Économie – Social

Des salariés de Pierrefeu veulent relancer l'entreprise

Par Charlotte Jousserand, France Bleu mercredi 5 octobre 2016 à 6:00

L'entreprise Pierrefeu avait notamment participé à la construction de deux-cents villas en bois de ce type
L'entreprise Pierrefeu avait notamment participé à la construction de deux-cents villas en bois de ce type © Radio France - Nathalie Rodrigues

Moins d'une semaine après la liquidation judiciaire de l'entreprise de menuiserie de Vernoux-en-Vivarais, en Ardèche, des salariés s'organisent en coopérative avec pour projet de relancer la société et de la gérer eux-mêmes.

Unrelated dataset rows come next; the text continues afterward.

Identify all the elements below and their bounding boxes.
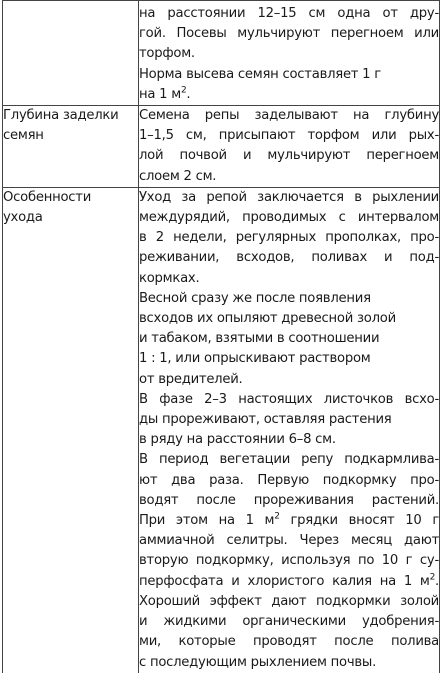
line-text: с последующим рыхлением почвы. xyxy=(139,654,377,670)
line-text: 1 : 1, или опрыскивают раствором xyxy=(139,351,371,367)
text-line xyxy=(139,551,439,571)
table-row-care-features xyxy=(3,187,440,672)
text-line xyxy=(139,188,439,208)
text-line xyxy=(139,410,439,430)
text-line xyxy=(139,4,439,24)
text-line xyxy=(139,146,439,166)
line-text: на 1 м xyxy=(139,86,181,102)
line-text: ды прореживают, оставляя растения xyxy=(139,412,392,428)
text-line xyxy=(139,289,439,309)
unit-superscript: 2 xyxy=(429,572,436,583)
text-line: ухода xyxy=(3,210,43,226)
line-text: Весной сразу же после появления xyxy=(139,290,371,306)
text-line xyxy=(139,44,439,64)
text-line xyxy=(139,612,439,632)
line-text: ют два раза. Первую подкормку про- xyxy=(139,472,439,488)
line-text: 1–1,5 см, присыпают торфом или рых- xyxy=(139,128,439,144)
text-line xyxy=(139,329,439,349)
line-text: от вредителей. xyxy=(139,371,243,387)
text-line: Глубина заделки xyxy=(3,108,119,124)
text-line xyxy=(139,208,439,228)
text-line xyxy=(139,248,439,268)
text-line xyxy=(139,531,439,551)
text-line xyxy=(139,390,439,410)
line-text: перфосфата и хлористого калия на 1 м xyxy=(139,573,430,589)
text-line xyxy=(139,471,439,491)
text-line xyxy=(139,491,439,511)
line-text-tail: . xyxy=(186,86,191,102)
table-row-sowing-continued xyxy=(3,1,440,106)
unit-superscript: 2 xyxy=(180,85,187,96)
line-text: водят после прореживания растений. xyxy=(139,492,439,508)
text-line xyxy=(139,511,439,531)
text-line xyxy=(139,167,439,187)
line-text: на расстоянии 12–15 см одна от дру- xyxy=(139,6,439,21)
line-text: вторую подкормку, используя по 10 г су- xyxy=(139,553,439,569)
line-text: в 2 недели, регулярных прополках, про- xyxy=(139,230,439,246)
line-text: гой. Посевы мульчируют перегноем или xyxy=(139,26,439,42)
row-label xyxy=(3,1,139,106)
line-text: слоем 2 см. xyxy=(139,168,217,184)
text-line xyxy=(139,24,439,44)
line-text: аммиачной селитры. Через месяц дают xyxy=(139,533,439,549)
text-line xyxy=(139,309,439,329)
row-label xyxy=(3,106,139,188)
line-text: ми, которые проводят после полива xyxy=(139,634,439,650)
line-text: кормках. xyxy=(139,270,200,286)
text-line xyxy=(139,450,439,470)
text-line xyxy=(139,653,439,673)
line-text: междурядий, проводимых с интервалом xyxy=(139,210,439,226)
line-text: Уход за репой заключается в рыхлении xyxy=(139,189,439,205)
text-line xyxy=(139,349,439,369)
text-line xyxy=(139,370,439,390)
text-line xyxy=(139,572,439,592)
text-line xyxy=(139,126,439,146)
text-line xyxy=(139,85,439,105)
line-text-tail: грядки вносят 10 г xyxy=(279,513,439,529)
table-row-seeding-depth xyxy=(3,106,440,188)
text-line: Особенности xyxy=(3,189,92,205)
line-text: Семена репы заделывают на глубину xyxy=(139,108,439,124)
text-line xyxy=(139,106,439,126)
line-text: Хороший эффект дают подкормки золой xyxy=(139,593,439,609)
line-text-tail: . xyxy=(435,573,439,589)
line-text: и табаком, взятыми в соотношении xyxy=(139,331,380,347)
text-line xyxy=(139,269,439,289)
line-text: всходов их опыляют древесной золой xyxy=(139,311,396,327)
text-line xyxy=(139,228,439,248)
line-text: и жидкими органическими удобрения- xyxy=(139,614,439,630)
text-line xyxy=(139,430,439,450)
line-text: Норма высева семян составляет 1 г xyxy=(139,66,381,82)
line-text: реживании, всходов, поливах и под- xyxy=(139,250,439,266)
line-text: В период вегетации репу подкармлива- xyxy=(139,452,439,468)
line-text: в ряду на расстоянии 6–8 см. xyxy=(139,432,336,448)
row-value xyxy=(139,1,440,106)
row-value xyxy=(139,106,440,188)
unit-superscript: 2 xyxy=(274,511,280,522)
text-line xyxy=(139,592,439,612)
row-value xyxy=(139,187,440,672)
text-line: семян xyxy=(3,128,44,144)
row-label xyxy=(3,187,139,672)
line-text: лой почвой и мульчируют перегноем xyxy=(139,148,439,164)
line-text: При этом на 1 м xyxy=(139,513,275,529)
text-line xyxy=(139,632,439,652)
line-text: торфом. xyxy=(139,46,195,62)
line-text: В фазе 2–3 настоящих листочков всхо- xyxy=(139,391,439,407)
agronomy-table xyxy=(2,0,440,673)
text-line xyxy=(139,65,439,85)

Neuf salariés de l'entreprise Pierrefeu se sont regroupés en SCOP, en société coopérative de production, pour tenter de relancer l'activité. Le 28 septembre dernier, ils ont appris la liquidation judiciaire de l'entreprise, en difficultés depuis plusieurs années. Tous les salariés, cinquante personnes au total, ont été licenciés et se sont donc retrouvés au chômage. Une situation inacceptable pour Bruno Valette et ses huit autres collègues. Selon lui, "il fallait faire quelque chose".

Un projet chiffré

Le groupe de salariés a tout d'abord envisagé l'idée d'un repreneur mais la localisation de l'entreprise en zone rurale et à "45 minutes de la vallée du Rhône" ainsi que les difficultés actuelles que rencontre le secteur bois les ont vite fait changer de projet. Ces salariés ont donc décidé de monter une SCOP, où ils seraient eux-même gérants de la société. Bruno Valette précise que ce n'est pas juste une idée en l'air : "On pars avec des chiffres et un projet concret de développement".

Pour remettre en route l'entreprise, il faut remplir plusieurs conditions estime l'ex-salarié. Tout d'abord, pouvoir reprendre les locaux. Cela ne devrait pas poser de problème selon Bruno Valette, car les élus de Vernoux-en-Vivarais souhaitent la reprise de l'activité et sont d'accord pour les leur louer. La commune ardéchoise compte 2000 habitants et la fermeture de l'usine a été un choc pour la maire, Martine Finiels. Pour le fond de roulement, les neufs salariés ont mis de côté une partie de leur prime de licenciement. Reste les machines qu'il faut racheter.

Négociation en cours pour racheter les machines

Le groupe de salariés a envoyé une lettre d'intention au liquidateur judiciaire. Ils doivent le rencontrer dans les prochains jours. Les neufs salariés espèrent pouvoir racheter les machines, condition sine qua non pour relancer l'activité mais d'autres entreprises sont intéressées par ce matériel.

Bruno Valette est confiant mais prévient que quoiqu'il arrive "les machines ne quitteront pas Vernoux-en-Vivarais".